About the Artwork

Please note this artwork is no longer on display.

Commissioned by Turner Contemporary and Chatham Historic Dockyard Trust in collaboration with Culture Kent.

Dutch/Light (for Agneta Block) is an artwork pavilion activated by light which takes its structure from early glasshouse technology. The work was commissioned to mark the 350th anniversary of the infamous Dutch Raid on the River Medway, Kent an event which precipitated an end to the Anglo-Dutch wars. The peace which followed lead to cultural exchange between the two nations based on growing plants under glass. Dutch/Light re-considers the idea of the glasshouse as a minimalist sculpture, a space with potential for both practical and metaphysical growth and change.

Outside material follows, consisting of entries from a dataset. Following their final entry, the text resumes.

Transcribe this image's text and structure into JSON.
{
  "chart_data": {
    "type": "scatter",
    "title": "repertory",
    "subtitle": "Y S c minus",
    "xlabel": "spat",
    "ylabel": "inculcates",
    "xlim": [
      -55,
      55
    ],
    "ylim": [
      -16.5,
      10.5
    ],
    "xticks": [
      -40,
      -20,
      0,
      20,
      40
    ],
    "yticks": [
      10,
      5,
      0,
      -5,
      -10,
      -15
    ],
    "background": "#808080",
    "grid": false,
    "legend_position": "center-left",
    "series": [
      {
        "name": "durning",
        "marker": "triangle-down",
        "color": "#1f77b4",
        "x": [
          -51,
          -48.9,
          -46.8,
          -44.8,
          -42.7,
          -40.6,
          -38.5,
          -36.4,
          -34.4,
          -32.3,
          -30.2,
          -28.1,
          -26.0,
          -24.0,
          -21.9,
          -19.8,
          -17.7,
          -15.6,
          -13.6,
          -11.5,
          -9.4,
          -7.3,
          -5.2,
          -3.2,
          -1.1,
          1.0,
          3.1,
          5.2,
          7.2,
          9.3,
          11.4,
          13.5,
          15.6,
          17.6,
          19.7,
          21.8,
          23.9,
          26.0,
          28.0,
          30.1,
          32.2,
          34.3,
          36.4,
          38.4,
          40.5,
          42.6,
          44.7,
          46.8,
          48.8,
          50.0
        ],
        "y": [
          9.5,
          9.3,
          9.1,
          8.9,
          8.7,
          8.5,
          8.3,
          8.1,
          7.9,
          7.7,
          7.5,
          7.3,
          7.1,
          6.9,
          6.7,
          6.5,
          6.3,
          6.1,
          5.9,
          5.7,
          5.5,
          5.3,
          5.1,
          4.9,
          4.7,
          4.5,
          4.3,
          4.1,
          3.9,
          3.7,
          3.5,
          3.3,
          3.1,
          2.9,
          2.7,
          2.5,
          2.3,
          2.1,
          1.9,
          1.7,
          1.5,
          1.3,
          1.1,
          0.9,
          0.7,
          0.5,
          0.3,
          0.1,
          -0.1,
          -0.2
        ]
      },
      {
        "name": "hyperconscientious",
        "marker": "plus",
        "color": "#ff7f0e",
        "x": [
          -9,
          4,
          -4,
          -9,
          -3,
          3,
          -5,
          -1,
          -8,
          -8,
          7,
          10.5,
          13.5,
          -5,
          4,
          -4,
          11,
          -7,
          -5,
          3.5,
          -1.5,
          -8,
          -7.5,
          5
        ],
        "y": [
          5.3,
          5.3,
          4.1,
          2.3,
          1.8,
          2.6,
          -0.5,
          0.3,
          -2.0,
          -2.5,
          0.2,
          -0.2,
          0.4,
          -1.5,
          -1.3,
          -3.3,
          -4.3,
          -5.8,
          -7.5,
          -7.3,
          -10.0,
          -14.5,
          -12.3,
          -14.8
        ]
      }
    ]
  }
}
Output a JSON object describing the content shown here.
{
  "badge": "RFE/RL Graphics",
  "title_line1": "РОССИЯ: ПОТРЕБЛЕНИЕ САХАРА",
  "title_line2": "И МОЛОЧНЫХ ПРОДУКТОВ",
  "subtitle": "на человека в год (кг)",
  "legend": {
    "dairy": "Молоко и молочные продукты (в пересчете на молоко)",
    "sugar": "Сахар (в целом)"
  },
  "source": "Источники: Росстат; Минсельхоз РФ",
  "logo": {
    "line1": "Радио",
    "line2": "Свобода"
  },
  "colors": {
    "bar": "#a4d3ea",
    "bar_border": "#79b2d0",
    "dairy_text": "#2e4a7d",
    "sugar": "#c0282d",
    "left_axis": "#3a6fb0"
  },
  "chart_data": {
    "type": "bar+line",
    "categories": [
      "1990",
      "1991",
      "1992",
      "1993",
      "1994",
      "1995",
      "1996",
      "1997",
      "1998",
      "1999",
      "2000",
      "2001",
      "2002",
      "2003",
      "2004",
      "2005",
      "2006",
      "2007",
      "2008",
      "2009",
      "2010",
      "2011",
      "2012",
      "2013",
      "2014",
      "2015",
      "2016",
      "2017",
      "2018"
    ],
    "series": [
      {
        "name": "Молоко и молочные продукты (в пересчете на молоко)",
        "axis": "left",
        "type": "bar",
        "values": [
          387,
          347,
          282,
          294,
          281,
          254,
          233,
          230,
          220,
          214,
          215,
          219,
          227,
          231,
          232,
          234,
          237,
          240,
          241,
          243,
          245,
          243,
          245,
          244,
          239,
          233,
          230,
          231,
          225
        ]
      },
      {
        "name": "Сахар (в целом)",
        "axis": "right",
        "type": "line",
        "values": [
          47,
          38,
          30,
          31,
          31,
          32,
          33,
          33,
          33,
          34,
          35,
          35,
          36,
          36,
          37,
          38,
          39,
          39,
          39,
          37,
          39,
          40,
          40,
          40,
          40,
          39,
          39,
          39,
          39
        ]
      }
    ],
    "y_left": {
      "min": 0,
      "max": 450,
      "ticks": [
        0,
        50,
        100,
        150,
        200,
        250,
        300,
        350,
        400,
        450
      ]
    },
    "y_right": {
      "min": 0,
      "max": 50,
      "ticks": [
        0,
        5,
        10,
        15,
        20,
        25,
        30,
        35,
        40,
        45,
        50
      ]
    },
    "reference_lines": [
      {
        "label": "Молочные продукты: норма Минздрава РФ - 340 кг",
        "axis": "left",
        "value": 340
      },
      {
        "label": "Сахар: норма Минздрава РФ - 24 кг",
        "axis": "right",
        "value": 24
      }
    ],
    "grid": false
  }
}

Created through pairing old naval timbers from Chatham Dockyard with contemporary edge-lit Plexiglas, the work hovers between structural strength and transient transparency – changing in feeling and appearance through the day’s passage. Dutch/Light’s colours – green for the UK and orange for the Netherlands – act together as an indeterminate liquid flag, in sunlight creating a space of shifting geometric colour. The work is named for a key figure in Dutch horticulture – Agneta Block (1629-1704), an art patron and plantswoman who was the first European to grow a pineapple from seed.

 

Watch the collaborative film Lean/In featuring Dutch/Light (for Agneta Block):

Watch Lean/In


Copyright the artist. Photo: © Nick Turpin

Material

Re-purposed timber from Chatham Naval Dockyard, Edge-Lit Plexiglas, mirrored steel, steel plate.

Dimensions

6.3m wide, 5m tall and 3.5m depth

Artist Biography

Jyll Bradley

Jyll Bradley (b. Folkestone, UK, 1966). Lives and works in London. Jyll Bradley studied at Goldsmiths College (1985–88) and The Slade School of Art (1991–3). Since the early 1990s she has exhibited in the UK and internationally including: The British Art Show, Hayward Gallery, London (1990); Museo De Antioquia, Medellin, Colombia (2004); Vitamin Creative Space, Guangzhou, China (2004); Arnolfini, Bristol, (2005); the Walker Art Gallery, Liverpool (2008); Newlyn Art Gallery (The Exchange), Penzance (2010); the Bluecoat, Liverpool (2011); The National Library of Australia (2013); Mummery+Schnelle, London (2014), The Folkestone Triennial (2014), The Drawing Room Biennial, London (2015, 2017, 2019); New Art Centre (2017); Turner Contemporary,Margate (2017-18) and Sculpture in the City (2018). Jyll Bradley’s work is held in numerous private and public collections including the Government Art Collection, UK; the Walker Art Gallery, UK; Folkestone Artworks, UK, The National Library of Australia, Canberra Museum and Art Gallery.